2 Integration Concepts
OHI Components applications are designed to operate as a component in a
component-based or service oriented architecture. This guide provides an
overview of the
integration capabilities of OHI Components applications. Additional information
with respect to OHI Components applications integration points is available in
other guides, for example:
- See the Installation Guide for service endpoint URLs and configuration options for these
- See the Security Guide for guidance on properly securing integration endpoints
2.1 Integrating with OHI Components Applications
This chapter introduces techniques and patterns used for integrating with OHI Components applications. The following principles played an important role for designing the integration services:
- Use of well-known, proven standards that are widely supported by tools and middleware of many vendors in the IT industry
- Avoid interoperability issues, allowing customers to use OHI Components applications with the IT services they already own and operate
Common integration techniques used in OHI Components applications are:
- File-based integration is used for importing or exporting large sets of data. Examples include imports of ICD-9 or ICD-10 code systems and export of financial messages that are generated in OHI Components Claims or OHI Components Value-Based Payments.

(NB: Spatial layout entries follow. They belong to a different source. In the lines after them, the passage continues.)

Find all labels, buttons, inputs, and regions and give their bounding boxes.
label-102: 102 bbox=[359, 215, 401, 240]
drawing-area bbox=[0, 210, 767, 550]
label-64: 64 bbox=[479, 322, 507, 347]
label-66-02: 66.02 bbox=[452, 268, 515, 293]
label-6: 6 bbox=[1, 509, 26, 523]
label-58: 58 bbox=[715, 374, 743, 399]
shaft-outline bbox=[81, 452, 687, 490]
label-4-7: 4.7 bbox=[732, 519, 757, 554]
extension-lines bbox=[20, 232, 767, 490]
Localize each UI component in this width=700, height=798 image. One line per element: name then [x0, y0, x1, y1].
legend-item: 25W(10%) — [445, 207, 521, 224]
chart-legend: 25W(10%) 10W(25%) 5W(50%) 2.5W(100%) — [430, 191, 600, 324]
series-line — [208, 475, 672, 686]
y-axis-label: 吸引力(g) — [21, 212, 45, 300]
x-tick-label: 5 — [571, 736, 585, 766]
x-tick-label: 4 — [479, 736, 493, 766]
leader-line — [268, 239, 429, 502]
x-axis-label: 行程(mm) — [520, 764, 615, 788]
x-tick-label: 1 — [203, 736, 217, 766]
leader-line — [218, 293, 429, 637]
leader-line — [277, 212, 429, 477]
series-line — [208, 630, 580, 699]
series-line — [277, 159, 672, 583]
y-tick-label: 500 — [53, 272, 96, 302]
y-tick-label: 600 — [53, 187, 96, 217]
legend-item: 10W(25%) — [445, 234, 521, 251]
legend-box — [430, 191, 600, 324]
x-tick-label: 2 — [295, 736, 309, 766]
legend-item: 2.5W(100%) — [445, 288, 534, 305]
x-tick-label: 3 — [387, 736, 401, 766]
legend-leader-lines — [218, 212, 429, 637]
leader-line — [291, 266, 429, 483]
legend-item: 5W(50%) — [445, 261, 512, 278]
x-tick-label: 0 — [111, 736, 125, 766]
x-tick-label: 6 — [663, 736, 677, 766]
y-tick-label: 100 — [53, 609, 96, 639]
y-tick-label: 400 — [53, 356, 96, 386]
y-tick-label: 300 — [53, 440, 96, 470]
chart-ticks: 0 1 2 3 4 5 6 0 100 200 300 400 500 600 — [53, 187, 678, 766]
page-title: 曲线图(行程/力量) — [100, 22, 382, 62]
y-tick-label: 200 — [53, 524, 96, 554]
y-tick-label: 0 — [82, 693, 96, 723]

- SOAP web services are used for exchanging business data with other applications in a health insurance payer’s IT landscape. For SOAP web services in OHI Components applications the ‘service contract’ is defined by Oracle in the form of a WSDL that defines the service operations and XSDs that define the message payloads. Oracle also defines the WSDL and XSDs for web services that are called from OHI Components applications.
- RESTful style web services are also available for interacting and integrating with OHI Components applications. Formal specifications for RESTful services is available in the form of RAML documents that are bundled with each application.
Going forward, any new services will be developed as RESTful services, no new SOAP services will be added.
Oracle develops SOAP web services with JAX-WS, the reference implementation for developing SOAP web services in Java whereas RESTful services are constructed using JAX-RS, the reference implementation for developing RESTful web services in Java.
All web services in OHI Components applications perform stateless operations.